Supporter of the Arts
Gustave Caillebotte was important to the art world as a working artist and patron, thanks to his family's fortune. He helped financially with Claude Monet, Pierre-Auguste Renoir, and Camille Pissarro as they battled for public recognition and monetary success. Additionally, Caillebotte periodically paid the rent for other artists' studios.
Caillebotte made his first acquisition of Claude Monet's artwork in 1876. He quickly rose to prominence as a collector. He assisted in persuading the Louvre Museum to buy "Olympia," a famous and divisive artwork by Edouard Manet. Caillebotte gathered a stamp collection in addition to his art collection, which is now housed in the British Library in London.
The art world mostly forgot Gustave Caillebotte after his passing. Fortunately, "Paris Street, Rainy Day" was acquired by the Art Institute of Chicago in 1964 and given a prominent place in the public galleries. The painting has since gained iconic significance.
The core group of paintings from the era that belongs to the country of France currently includes a sizeable portion of Caillebotte's collection of impressionist and post-impressionist pieces.

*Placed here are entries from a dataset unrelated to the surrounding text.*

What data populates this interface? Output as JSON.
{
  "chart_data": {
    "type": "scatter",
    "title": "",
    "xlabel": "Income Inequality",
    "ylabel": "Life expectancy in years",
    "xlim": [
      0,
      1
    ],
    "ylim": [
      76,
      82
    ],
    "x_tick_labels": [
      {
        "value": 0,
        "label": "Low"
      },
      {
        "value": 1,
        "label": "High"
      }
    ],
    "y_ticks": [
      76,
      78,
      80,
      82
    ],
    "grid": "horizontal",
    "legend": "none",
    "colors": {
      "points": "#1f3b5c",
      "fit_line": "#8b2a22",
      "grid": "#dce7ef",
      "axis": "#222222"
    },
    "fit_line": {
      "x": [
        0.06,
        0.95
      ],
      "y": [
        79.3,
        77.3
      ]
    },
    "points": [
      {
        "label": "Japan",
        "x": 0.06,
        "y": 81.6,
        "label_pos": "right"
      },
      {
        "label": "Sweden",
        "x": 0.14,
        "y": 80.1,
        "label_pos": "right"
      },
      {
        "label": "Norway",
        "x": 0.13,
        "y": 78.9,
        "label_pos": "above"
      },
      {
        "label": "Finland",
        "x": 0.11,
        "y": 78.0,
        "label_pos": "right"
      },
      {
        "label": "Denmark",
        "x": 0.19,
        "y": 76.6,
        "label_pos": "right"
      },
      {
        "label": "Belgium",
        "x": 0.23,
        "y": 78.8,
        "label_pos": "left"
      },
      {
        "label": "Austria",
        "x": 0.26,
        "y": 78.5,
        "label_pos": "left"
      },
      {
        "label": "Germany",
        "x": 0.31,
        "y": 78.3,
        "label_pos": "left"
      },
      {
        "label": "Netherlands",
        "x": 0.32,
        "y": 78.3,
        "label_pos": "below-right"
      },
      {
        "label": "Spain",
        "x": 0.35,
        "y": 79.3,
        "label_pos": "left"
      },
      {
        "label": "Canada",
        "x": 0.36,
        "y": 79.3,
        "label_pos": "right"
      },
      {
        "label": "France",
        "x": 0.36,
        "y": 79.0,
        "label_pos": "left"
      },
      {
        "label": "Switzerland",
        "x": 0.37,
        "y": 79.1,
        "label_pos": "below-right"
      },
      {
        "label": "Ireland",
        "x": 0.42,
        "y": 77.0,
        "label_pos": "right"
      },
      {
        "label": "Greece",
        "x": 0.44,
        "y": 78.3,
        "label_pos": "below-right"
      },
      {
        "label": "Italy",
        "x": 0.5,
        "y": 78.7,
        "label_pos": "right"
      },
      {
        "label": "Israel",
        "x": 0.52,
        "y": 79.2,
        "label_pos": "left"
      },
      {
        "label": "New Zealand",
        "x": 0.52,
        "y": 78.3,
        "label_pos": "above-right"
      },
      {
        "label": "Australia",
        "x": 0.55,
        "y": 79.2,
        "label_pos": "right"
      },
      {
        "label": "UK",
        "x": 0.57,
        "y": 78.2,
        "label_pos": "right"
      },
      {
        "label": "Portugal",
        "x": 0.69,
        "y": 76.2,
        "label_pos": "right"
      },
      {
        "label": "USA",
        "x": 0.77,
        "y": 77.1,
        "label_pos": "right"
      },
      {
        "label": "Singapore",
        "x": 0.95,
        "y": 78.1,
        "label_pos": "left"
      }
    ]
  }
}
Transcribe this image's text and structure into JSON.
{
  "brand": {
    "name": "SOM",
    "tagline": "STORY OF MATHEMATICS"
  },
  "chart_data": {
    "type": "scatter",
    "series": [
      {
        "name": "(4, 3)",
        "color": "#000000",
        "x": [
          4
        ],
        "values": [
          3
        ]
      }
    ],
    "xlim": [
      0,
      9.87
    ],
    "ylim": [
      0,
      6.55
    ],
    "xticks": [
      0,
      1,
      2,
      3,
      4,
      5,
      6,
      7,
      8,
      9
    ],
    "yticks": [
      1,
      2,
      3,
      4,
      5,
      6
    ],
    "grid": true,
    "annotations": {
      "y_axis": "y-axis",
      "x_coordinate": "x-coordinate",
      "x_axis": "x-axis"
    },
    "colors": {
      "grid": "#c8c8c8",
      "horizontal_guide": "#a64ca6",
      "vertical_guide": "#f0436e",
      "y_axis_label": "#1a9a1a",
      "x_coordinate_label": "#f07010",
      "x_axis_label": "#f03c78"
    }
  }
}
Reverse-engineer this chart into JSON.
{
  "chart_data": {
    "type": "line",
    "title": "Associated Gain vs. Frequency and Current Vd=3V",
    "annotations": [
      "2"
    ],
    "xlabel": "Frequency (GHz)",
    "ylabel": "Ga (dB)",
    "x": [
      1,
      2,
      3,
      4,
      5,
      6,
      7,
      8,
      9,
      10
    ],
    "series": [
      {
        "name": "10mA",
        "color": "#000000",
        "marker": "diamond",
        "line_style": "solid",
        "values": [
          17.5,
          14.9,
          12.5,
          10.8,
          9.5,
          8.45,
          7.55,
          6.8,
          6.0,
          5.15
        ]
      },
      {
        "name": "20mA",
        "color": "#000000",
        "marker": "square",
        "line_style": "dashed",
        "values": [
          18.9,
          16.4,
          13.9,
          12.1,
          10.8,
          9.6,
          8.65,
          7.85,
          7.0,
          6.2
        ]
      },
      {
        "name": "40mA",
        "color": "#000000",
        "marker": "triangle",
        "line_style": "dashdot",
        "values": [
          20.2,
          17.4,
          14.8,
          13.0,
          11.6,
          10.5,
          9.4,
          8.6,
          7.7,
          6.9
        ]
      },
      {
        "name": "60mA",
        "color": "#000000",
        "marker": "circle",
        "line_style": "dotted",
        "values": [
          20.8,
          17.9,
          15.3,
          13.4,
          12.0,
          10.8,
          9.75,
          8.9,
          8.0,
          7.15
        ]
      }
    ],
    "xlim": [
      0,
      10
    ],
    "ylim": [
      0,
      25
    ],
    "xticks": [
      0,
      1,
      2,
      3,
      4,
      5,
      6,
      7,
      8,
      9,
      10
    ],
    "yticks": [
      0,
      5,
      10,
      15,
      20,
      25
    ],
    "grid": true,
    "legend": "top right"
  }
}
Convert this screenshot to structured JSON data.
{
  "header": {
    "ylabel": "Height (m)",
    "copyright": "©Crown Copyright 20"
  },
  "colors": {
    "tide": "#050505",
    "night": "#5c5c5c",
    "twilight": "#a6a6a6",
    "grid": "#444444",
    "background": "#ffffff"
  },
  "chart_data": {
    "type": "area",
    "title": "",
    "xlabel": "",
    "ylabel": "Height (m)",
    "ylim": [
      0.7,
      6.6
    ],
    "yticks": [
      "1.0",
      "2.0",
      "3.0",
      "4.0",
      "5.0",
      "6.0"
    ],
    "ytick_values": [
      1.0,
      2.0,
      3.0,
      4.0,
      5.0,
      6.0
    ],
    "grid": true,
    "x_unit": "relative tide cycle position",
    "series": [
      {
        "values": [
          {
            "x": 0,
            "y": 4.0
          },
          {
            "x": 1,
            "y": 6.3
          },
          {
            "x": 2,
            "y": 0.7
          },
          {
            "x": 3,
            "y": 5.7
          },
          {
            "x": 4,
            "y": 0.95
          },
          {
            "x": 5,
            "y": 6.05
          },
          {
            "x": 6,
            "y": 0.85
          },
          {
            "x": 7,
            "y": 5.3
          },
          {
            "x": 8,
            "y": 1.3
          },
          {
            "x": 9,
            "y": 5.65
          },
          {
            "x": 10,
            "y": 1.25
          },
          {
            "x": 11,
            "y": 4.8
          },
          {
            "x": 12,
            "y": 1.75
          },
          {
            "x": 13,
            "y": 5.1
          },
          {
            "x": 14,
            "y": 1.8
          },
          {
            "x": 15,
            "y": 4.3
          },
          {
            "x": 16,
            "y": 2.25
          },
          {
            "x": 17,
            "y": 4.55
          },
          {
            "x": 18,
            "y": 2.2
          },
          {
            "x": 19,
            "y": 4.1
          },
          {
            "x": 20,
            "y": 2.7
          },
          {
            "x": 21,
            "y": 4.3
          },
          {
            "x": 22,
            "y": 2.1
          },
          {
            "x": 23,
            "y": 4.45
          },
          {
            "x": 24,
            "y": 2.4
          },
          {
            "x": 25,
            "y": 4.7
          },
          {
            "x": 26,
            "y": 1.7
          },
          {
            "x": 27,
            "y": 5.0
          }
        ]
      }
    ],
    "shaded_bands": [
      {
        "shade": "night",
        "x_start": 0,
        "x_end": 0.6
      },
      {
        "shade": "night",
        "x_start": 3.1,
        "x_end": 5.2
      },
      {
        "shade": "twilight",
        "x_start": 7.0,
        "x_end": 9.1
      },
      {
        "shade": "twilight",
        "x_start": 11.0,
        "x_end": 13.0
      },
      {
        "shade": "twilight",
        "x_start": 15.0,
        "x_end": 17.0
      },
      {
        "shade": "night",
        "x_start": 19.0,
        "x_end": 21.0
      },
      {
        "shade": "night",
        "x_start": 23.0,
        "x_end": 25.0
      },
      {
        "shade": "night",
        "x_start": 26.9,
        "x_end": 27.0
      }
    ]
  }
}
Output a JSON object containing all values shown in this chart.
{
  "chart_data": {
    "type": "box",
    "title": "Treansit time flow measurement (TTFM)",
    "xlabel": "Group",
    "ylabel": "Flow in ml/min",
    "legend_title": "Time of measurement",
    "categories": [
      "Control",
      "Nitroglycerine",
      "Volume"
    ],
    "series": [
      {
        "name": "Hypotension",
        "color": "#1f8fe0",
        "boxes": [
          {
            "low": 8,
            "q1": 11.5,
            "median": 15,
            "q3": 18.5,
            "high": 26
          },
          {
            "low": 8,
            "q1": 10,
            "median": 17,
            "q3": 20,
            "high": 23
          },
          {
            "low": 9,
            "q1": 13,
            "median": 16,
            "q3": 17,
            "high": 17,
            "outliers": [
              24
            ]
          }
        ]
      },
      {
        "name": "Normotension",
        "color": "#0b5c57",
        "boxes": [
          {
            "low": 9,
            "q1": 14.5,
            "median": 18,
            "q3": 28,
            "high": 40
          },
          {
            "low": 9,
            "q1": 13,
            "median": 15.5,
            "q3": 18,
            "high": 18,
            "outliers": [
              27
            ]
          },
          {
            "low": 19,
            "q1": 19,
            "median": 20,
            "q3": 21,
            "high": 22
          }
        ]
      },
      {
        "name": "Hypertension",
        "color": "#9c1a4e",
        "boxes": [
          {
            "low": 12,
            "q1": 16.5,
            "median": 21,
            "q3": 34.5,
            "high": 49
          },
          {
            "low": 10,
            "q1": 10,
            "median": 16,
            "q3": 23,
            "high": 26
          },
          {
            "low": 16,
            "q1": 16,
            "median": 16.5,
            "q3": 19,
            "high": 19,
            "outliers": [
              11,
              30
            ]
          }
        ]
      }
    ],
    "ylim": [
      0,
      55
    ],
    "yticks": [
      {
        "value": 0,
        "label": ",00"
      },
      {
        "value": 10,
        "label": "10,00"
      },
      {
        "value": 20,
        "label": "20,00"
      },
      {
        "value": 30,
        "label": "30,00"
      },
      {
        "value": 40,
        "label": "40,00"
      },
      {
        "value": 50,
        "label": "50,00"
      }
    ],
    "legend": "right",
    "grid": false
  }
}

The Barnes Collection in the United States contains another noteworthy collection of images that once belonged to Caillebotte.
Most paintings Gustave Caillebotte did are about Landscape, People, Garden, Still life, Seascape, Portrait, Cityscape, and other subjects.
Most of the artist's works that can be seen by the public today are now kept in museums like Musée d'Orsay, Wallraf-Richartz-Museum & Fondation Corboud, Art Institute of Chicago, and others.
Famous Gustave Caillebotte period artists include Pierre Auguste Renoir (French, 1841 -1919), John Singer Sargent (American, 1856 -1925), Eugène-Louis Boudin (French, 1824 -1898), Claude Monet (French, 1840 -1926), Camille Pissarro (French, 1830 -1903), Marianne North (British, 1830 -1890), Vincent van Gogh (Dutch, 1853 -1890), Ivan Constantinovich Aivazovsky (Russian, 1817 -1900), Alfred Sisley (French, 1839 -1899), Sir John Lavery, R.A. (Irish, 1856 -1941), William Merritt Chase (American, 1849 -1916), Paul Cézanne (French, 1839 -1906), and others.